As disappointing and frustrating as it may be, if this is how it has to happen, with the Minnesota Supreme Court having to order Gov. Mark Dayton and the Minnesota Legislature to work together, so be it.
At least they'll be working together. Forced compromise is still compromise.
For the good of all Minnesotans? There's more reason to be optimistic about that after the state's high court last week directed a mediator to bring Dayton and lawmakers back to the negotiating table. This was after the DFL governor used a line-item veto in May to defund the Republican-led Legislature. And that followed legislative action to defund the state Department of Revenue should Dayton veto the tax bill. In short, the Legislature wanted Dayton to sign the tax bill, and Dayton wanted the Legislature to rework it. But instead of getting together and hashing out a mutually acceptable deal, they tried to manipulate each other and force the other's hand.
"Sadly, politics these days is not the art of persuasion; it is the art of coercion," as the Journal of New Ulm, Minn., observed in a weekend editorial about the situation.
That is sad, that politics have to stoop so low and that the actions of our governor and Legislature made so clear the need for a mediator — or maybe a preschool teacher not shy about putting disagreeable children in timeout.
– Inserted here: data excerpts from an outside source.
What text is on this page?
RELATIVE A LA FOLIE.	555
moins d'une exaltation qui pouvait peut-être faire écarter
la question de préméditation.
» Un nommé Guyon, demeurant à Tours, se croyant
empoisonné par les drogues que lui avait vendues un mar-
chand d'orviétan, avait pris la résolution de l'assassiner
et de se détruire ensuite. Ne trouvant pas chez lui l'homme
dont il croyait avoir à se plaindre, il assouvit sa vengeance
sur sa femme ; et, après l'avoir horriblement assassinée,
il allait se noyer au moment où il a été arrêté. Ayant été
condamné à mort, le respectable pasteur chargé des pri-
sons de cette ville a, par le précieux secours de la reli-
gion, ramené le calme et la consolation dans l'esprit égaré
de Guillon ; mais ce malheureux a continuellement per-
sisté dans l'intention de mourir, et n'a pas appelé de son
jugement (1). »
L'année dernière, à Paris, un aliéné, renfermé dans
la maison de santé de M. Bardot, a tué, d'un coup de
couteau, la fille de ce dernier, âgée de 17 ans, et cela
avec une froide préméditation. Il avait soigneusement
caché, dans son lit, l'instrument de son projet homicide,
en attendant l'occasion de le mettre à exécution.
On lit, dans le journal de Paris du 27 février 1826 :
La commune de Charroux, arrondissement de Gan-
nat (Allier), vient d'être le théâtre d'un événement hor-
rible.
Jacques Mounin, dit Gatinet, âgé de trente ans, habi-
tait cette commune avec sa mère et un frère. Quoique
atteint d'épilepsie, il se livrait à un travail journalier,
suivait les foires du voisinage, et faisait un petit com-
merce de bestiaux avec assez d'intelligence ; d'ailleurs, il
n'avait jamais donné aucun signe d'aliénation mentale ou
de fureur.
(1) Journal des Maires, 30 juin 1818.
With its ruling, the state's high court reminded us that Minnesotans deserve three functioning branches of government and that putting the Legislature out of commission by defunding it would have deprived us of that — of our "constitutional right," as Chief Justice Lorie Skjerven Gildea wrote. She urged "a proper respect for our coequal branches of government."
The court didn't give us a final word on gubernatorial veto power, however. Dayton's defunding decree was unprecedented.
"If the governor can just cut the funding for other branches of government that disagree with him, it gives him a truly potent weapon to use in any dispute," the New Ulm newspaper opined. "What happens when the court issues a decision he doesn't like? Will he be able to veto funding for the courts?"
Far more encouraging is the apparent willingness of Dayton and Republican legislative leaders to follow the court's direction and do what they haven't done much of to this point.
"I remain ready and very willing to engage in those negotiations immediately," Dayton said in a statement.
"We are ready to go to mediation," Senate Majority Leader Paul Gazelka, R-Nisswa, and House Speaker Kurt Daudt, R-Zimmerman, said in their own statement.
Most Minnesotans prefer compromise. And working together. And reaching deals that maybe neither side loves but that both can live with. We should be able to expect that of our elected leaders — and it shouldn't take an order from the state's highest court.